Mais ça va encore au-delà. Ce qui est le plus choquant, les moins tolérables pour les fêtards, d’après moi, c’est que Calme Gutenberg – presque sans le vouloir – ose remettre en question la belle unanimité autour de l’intérêt de la vie nocturne. Car évidemment, sur Facebook les fêtards ne font pas l’apologie de l’alcoolisme (pas tous en tout cas !) et reconnaissent volontiers que certains excès sont désolants. Mais ces excès ne sont vus que comme des conséquences, des effets collatéraux de ces fêtes nocturnes. Or dénoncer ces conséquences, c’est dénoncer les causes, et la moindre mesure qui viserait ces conséquences (patrouilles de police, interdiction du bruit, etc.) aurait forcément des effets sur la nuit en elle-même : ça gâcherait la fête !

La fête, nouveau mot d’ordre de nos sociétés

En fait, je ne pense même pas qu’il soit question des mesures éventuelles dans ces débats : après tout, plus de patrouilles de police ne gênerait pas grand monde, et rassurerait probablement toutes celles et tous ceux qui veulent faire la fête sans risquer de se faire agresser ou importuner par des plus saouls qu’eux. C’est la simple remise en question théorique de la fête qui est insupportable.

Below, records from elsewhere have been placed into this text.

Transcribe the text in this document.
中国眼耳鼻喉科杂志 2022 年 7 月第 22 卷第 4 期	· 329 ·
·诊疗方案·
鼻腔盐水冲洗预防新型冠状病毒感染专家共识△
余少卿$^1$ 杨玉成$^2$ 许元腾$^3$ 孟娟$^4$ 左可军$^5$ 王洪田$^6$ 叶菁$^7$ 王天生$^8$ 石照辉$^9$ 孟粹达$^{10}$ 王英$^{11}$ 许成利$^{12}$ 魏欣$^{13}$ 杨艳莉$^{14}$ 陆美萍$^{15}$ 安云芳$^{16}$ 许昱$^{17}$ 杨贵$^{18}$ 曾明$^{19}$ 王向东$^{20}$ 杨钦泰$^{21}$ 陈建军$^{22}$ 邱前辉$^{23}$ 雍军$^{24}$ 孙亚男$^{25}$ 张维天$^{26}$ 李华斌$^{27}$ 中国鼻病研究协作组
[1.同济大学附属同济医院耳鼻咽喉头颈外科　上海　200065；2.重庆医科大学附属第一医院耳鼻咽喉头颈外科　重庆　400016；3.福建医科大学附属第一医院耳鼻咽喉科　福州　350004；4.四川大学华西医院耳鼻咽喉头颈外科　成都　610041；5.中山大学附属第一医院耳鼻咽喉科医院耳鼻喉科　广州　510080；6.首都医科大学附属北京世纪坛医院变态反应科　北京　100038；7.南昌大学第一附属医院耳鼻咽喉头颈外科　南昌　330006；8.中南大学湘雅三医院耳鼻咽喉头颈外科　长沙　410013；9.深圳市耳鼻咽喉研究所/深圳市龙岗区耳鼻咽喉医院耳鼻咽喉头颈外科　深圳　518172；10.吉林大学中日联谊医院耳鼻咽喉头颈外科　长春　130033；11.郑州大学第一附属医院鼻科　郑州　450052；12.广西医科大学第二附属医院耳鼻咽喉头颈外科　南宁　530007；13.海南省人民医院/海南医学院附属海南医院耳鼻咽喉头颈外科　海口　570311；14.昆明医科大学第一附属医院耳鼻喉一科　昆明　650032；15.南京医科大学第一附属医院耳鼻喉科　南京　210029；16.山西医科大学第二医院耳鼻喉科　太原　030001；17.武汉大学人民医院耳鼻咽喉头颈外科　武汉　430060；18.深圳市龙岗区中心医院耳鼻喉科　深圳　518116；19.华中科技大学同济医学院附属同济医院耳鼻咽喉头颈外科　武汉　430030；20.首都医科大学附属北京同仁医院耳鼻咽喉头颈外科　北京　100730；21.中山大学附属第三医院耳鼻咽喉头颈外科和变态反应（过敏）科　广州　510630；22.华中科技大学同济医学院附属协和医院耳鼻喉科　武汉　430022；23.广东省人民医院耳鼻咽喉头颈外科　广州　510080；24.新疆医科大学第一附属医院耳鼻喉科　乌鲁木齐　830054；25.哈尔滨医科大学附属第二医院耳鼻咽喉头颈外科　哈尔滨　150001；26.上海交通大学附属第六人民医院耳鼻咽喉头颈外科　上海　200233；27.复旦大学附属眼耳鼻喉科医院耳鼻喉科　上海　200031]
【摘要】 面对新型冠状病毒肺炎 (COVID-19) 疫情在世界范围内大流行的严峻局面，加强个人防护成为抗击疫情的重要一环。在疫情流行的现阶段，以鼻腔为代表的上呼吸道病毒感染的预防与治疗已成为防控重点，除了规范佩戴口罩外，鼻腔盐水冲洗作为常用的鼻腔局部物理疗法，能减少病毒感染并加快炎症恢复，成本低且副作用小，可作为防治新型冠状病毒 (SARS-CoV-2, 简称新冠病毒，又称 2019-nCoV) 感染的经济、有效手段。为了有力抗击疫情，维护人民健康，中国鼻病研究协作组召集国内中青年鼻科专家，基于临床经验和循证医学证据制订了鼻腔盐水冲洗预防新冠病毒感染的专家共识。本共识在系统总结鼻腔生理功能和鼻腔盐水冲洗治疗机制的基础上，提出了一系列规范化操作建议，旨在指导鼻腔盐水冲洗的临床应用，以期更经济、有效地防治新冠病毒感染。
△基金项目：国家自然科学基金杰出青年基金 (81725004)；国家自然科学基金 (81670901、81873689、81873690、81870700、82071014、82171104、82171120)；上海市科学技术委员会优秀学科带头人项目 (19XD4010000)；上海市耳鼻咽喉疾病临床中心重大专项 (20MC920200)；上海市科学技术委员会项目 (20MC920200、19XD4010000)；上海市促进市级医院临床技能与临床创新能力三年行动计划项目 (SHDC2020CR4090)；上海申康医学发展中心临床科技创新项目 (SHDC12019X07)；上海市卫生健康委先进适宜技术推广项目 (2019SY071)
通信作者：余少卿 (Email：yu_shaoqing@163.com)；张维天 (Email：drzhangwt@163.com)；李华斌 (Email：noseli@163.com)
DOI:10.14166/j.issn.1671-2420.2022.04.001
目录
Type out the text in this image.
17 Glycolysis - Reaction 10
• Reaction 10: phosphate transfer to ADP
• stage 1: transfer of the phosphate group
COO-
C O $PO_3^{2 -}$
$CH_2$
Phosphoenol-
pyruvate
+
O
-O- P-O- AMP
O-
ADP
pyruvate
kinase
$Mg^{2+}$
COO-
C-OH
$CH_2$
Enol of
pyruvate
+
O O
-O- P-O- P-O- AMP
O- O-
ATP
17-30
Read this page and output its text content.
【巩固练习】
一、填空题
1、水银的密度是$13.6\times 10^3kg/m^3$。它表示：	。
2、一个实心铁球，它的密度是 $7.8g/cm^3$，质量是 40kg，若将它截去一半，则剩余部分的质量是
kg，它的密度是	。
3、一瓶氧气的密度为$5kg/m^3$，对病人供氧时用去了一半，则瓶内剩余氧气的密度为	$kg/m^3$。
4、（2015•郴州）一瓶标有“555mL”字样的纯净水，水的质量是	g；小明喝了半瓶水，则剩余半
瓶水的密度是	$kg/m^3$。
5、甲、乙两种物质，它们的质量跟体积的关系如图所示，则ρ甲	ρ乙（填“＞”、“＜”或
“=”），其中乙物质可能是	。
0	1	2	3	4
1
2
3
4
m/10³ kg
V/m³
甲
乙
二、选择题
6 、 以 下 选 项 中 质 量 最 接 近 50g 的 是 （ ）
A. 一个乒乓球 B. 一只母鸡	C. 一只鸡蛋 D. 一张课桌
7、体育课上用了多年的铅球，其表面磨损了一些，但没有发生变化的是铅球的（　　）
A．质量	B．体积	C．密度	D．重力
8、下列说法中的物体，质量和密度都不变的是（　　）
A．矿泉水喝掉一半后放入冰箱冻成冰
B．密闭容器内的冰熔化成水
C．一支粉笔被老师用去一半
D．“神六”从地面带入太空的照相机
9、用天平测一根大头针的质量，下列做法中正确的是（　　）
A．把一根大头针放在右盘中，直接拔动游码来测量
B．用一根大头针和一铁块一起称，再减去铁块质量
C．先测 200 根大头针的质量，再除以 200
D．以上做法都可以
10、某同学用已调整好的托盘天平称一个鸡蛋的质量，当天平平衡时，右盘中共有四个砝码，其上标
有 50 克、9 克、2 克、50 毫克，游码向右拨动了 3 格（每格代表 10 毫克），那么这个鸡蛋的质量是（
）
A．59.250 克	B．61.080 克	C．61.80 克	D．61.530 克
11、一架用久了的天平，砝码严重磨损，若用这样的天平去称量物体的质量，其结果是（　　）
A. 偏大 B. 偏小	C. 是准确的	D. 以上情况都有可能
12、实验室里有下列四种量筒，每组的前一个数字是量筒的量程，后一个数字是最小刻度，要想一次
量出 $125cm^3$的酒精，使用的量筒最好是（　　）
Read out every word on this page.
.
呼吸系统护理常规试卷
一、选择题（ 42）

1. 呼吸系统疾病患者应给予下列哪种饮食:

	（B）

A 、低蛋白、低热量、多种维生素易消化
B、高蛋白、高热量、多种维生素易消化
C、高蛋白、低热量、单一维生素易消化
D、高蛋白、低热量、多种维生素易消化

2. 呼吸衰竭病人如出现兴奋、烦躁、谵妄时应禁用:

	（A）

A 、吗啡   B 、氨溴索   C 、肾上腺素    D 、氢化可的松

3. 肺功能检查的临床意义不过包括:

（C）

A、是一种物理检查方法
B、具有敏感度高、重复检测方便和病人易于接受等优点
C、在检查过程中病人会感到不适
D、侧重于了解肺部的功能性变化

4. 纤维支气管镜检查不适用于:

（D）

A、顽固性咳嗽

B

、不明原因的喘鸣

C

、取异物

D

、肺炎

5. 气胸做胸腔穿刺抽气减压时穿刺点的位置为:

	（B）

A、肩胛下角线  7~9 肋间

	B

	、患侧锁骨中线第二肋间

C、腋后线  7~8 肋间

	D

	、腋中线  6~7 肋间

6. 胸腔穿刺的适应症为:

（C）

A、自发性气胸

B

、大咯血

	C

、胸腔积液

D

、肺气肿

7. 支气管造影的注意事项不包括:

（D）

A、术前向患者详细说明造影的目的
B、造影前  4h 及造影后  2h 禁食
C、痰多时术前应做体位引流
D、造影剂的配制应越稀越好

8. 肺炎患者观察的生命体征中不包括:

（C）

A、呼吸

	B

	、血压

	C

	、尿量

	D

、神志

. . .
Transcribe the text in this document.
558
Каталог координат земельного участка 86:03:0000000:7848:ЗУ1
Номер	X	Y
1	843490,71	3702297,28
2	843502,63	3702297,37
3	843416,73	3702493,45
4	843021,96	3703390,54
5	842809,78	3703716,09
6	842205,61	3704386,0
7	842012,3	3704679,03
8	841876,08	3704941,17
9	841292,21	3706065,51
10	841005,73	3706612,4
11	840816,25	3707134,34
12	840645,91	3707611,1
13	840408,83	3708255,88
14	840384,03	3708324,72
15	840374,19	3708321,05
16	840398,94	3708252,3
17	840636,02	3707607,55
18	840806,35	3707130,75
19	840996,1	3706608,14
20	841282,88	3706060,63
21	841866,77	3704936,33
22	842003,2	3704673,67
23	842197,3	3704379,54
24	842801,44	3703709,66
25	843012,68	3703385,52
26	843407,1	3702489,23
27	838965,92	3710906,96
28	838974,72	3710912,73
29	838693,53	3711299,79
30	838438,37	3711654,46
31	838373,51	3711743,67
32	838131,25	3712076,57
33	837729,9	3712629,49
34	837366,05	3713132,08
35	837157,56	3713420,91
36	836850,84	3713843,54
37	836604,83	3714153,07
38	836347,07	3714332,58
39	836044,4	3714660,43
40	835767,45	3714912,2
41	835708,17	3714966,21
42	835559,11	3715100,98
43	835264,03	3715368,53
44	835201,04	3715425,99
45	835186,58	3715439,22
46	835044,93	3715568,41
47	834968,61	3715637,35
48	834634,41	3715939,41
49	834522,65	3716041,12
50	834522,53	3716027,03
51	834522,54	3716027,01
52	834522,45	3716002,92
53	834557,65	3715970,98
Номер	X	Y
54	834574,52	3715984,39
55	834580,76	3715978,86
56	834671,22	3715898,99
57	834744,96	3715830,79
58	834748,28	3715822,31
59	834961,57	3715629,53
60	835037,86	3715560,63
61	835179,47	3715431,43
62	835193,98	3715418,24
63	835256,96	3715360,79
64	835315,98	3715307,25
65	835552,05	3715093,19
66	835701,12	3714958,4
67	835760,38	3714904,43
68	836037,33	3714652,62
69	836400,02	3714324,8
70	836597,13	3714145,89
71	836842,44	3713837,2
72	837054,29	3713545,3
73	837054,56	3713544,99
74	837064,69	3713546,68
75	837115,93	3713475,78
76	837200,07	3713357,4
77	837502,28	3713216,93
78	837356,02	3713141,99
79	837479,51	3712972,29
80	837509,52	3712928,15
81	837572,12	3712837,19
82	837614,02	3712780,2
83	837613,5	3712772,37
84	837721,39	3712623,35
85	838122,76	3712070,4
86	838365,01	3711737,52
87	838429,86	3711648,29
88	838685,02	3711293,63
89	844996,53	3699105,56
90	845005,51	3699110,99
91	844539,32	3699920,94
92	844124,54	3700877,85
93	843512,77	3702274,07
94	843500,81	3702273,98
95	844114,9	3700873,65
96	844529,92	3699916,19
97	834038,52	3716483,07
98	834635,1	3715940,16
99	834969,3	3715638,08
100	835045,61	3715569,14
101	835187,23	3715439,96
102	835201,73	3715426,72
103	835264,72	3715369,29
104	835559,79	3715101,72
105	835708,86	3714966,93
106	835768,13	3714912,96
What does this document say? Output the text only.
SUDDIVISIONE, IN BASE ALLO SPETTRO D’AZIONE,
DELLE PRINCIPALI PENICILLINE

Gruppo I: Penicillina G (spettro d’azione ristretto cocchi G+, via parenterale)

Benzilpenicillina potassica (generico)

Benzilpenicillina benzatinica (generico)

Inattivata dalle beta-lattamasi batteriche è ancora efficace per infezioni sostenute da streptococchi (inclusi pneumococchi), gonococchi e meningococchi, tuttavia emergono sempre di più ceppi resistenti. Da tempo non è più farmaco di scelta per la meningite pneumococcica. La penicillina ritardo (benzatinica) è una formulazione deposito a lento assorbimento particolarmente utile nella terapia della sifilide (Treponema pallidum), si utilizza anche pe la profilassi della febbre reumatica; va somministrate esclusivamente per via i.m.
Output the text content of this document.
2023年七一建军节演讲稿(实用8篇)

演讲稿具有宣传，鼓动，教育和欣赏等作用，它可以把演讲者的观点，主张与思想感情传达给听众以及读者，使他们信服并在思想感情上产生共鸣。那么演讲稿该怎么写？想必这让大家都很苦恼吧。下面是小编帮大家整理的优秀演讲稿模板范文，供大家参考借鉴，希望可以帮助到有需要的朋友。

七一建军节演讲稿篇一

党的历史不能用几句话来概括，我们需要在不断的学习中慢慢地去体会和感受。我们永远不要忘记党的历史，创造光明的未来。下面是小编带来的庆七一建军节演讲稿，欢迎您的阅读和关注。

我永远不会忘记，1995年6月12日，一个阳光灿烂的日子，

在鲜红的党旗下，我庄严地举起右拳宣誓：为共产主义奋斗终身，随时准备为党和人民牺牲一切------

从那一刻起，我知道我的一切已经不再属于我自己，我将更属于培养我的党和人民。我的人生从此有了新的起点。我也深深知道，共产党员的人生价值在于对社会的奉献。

Comme un chien à qui on vient de prendre sa balle et qui montre les dents, ou comme ces enfants à qui on demande d’arrêter de faire du bruit et qui veulent frapper leurs parents, les fêtards sont agressifs parce qu’ils ont peur qu’on vienne leur enlever leur raison d’être, ce en quoi ils tiennent presque plus que tout au monde : le droit à faire la fête. Ce droit à faire la fête est tellement entré dans les esprits qu’il faut être au minimum de la Gestapo pour avoir la cruauté et la méchanceté d’oser le questionner.

Mais qu’ils se rassurent : ce droit à faire la fête n’est pas prêt à disparaître. Non seulement parce que les fêtards se défendent et se mobilisent, mais aussi parce qu’ils ont avec eux toute une civilisation qui repose de plus en plus uniquement sur la fête (économiquement, culturellement, socialement, politiquement). Les membres de Calme Gutenberg eux-même s’en défendent à plusieurs reprises : ils ne sont pas contre la fête dans son principe, mais simplement pour retrouver un certain calme au centre-ville.

Il suffit de regarder les médias. Que ce soit pour Strasbourg, pour Paris ou pour n’importe quelle autre grande ville de France, pas une semaine ne se passe sans qu’un article de Télérama, du Plus Nouvel Obs, évidemment de Rue89, ou autre, ne vienne rappeler – asséner – la nécessité de développer la vie nocturne : maire de la nuit à Paris, horaires des bus et des métros, autorisations pour les bars et les commerces… A chaque fois les mots d’ordre sont les mêmes, dignes des slogans des régimes autoritaires (stakhanovisme ou autre) : « On ne fait pas encore assez la fête. Il faut toujours plus de fête. Ceux qui sont contre la fête sont contre la vie. » Le niveau de festivité d’une ville ou d’un pays est devenu l’étalon indiquant le niveau de progrès d’une société, et son degré de conformité avec ce que doit être une société idéale.

Vous ne me croyez pas ? Lisez ces articles ! Et à titre d’exemple, voici le chapeau d’un article intitulé Il est deux heures, Paris s’endort, le monde bouge, paru dans Télérama en octobre 2014:

« La fête se meurt. La faute à qui ? Aux voisins irascibles, à une préfecture tatillonne et aux commerçants frileux. Il est temps de se réveiller. »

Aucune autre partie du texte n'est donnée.